4. DHSC and NHSEI should write to the House of Commons Health and Social Care Select Committee and Public Administration and Constitutional Affairs Committee by the end of March 2022, updating on progress in implementing these recommendations. 

To improve imaging services: 

1. All NHS-funded providers that have a radiology service should provide staff working in those services with sufficient allocated time in their job plans for meaningful learning and reflection. This should include identifying and sharing the learning from discrepancies and peer review of radiological reports.  

2. Clinical directors and senior managers of NHS-funded radiology services should triangulate the learning from across their departments on a regular basis.  

3. The RCR should review existing guidance on reporting unexpected findings and peer review of radiological reports to learn from the findings of PHSO’s casework.  


The way forward 

The key to unlocking these solutions is achieving buy-in from clinical and managerial leadership, both nationally and locally. The report findings have significant implications for all clinical professionals who work with imaging so effective collaboration is vital. 

Leaders of NHS services must recognise systems and processes as critical factors in patient safety, rather than seeing them as peripheral administrative issues. In the complaints we see, we have found poor ICT and poor assurance processes can have very serious real-world consequences for patients. The NHS faces continued pressure and the task of working through the backlog of patients that has built up over the past year. This makes it is more important than ever to put effective and efficient working practices in place. 

It is also crucial that a just and learning culture is embedded throughout the NHS. Learning from mistakes is fundamental to the improvement process and must be prioritised, with senior leaders championing the benefits to patients and staff. Removing a culture of blame will enable this process and improve staff wellbeing. The principles of the NHS Complaint Standards should be implemented to facilitate this. 

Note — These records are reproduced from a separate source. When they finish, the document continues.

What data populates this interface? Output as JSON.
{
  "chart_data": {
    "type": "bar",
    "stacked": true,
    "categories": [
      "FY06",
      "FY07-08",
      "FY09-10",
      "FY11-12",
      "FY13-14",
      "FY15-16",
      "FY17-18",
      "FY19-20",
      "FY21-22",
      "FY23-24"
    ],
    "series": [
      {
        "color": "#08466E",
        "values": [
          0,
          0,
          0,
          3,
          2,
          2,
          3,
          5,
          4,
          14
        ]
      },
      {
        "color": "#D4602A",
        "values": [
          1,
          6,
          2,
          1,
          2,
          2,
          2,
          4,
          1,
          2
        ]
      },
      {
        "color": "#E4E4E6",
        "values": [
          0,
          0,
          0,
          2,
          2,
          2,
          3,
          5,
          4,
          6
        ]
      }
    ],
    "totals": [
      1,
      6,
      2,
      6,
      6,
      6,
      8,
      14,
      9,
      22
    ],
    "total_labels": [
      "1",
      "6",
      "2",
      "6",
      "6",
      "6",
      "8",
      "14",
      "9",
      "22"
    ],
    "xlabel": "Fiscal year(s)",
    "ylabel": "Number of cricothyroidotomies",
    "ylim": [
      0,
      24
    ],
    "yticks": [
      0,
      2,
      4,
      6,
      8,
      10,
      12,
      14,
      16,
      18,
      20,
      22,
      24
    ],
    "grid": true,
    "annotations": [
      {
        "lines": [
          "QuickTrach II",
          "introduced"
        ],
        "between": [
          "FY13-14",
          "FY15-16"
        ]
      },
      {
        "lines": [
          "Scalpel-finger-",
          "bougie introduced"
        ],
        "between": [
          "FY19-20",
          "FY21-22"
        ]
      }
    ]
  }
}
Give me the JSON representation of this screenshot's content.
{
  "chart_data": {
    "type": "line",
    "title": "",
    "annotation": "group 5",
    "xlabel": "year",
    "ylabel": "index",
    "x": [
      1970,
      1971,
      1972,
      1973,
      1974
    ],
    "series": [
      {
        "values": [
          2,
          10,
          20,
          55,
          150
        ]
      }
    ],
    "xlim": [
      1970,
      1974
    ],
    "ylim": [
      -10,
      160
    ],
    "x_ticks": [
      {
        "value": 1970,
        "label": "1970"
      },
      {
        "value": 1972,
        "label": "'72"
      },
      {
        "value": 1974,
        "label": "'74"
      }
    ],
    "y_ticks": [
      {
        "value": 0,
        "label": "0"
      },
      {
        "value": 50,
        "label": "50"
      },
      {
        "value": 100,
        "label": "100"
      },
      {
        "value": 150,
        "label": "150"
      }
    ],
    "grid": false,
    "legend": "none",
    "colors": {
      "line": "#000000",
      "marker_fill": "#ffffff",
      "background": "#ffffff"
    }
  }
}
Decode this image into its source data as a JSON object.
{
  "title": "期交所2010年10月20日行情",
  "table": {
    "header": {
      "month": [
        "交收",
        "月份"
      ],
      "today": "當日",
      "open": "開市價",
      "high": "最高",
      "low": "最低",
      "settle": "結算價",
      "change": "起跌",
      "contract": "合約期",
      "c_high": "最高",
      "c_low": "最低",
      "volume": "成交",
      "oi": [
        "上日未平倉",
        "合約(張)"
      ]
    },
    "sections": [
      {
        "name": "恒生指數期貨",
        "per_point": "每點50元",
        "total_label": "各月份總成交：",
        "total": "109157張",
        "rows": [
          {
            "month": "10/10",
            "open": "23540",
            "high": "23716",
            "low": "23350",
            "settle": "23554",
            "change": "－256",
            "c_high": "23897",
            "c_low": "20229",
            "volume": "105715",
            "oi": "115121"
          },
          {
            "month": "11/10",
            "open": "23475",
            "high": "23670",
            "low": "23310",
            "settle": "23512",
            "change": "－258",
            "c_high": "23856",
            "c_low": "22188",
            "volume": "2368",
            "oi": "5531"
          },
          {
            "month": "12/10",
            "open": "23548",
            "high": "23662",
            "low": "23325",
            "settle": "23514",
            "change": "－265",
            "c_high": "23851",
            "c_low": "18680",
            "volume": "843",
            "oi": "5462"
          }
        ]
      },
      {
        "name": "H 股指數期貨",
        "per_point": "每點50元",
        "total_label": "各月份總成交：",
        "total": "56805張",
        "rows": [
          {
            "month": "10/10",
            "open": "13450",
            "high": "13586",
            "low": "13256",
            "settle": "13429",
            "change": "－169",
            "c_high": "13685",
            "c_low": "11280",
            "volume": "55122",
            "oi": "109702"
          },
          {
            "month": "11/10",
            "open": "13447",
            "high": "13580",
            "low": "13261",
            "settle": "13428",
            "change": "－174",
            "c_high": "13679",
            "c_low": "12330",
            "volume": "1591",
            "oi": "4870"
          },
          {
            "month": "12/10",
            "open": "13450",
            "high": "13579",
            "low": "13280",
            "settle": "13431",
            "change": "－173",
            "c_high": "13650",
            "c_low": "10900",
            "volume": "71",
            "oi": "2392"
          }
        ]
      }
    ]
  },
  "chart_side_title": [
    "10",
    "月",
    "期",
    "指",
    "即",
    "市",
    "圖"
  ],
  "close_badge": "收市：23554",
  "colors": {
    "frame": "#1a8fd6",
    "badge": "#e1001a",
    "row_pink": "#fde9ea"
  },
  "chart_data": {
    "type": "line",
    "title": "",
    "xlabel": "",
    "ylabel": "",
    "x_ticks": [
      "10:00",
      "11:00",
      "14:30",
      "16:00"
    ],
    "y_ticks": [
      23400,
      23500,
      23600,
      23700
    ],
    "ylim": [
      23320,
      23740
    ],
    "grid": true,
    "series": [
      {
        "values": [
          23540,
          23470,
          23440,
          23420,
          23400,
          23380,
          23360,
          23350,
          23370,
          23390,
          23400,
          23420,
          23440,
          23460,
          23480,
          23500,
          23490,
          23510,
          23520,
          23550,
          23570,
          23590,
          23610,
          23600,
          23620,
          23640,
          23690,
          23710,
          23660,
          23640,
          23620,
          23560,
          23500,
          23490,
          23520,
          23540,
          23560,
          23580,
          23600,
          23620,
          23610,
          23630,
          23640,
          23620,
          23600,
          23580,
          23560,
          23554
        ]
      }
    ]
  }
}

The impact of Covid continues to pile pressure on staff and services and, undoubtedly, additional challenges lie ahead. There is an urgent need for government and the NHS to address the failings we have identified, so the challenges created by the pandemic are not compounded by problems with care. 

If no meaningful progress is made on these recommendations, patients and their families and NHS staff will continue to be negatively affected. We owe it to the dedicated NHS workforce who want to deliver safe, high-quality care to make sure the right guidance, systems and processes are in place to enable them to do exactly that.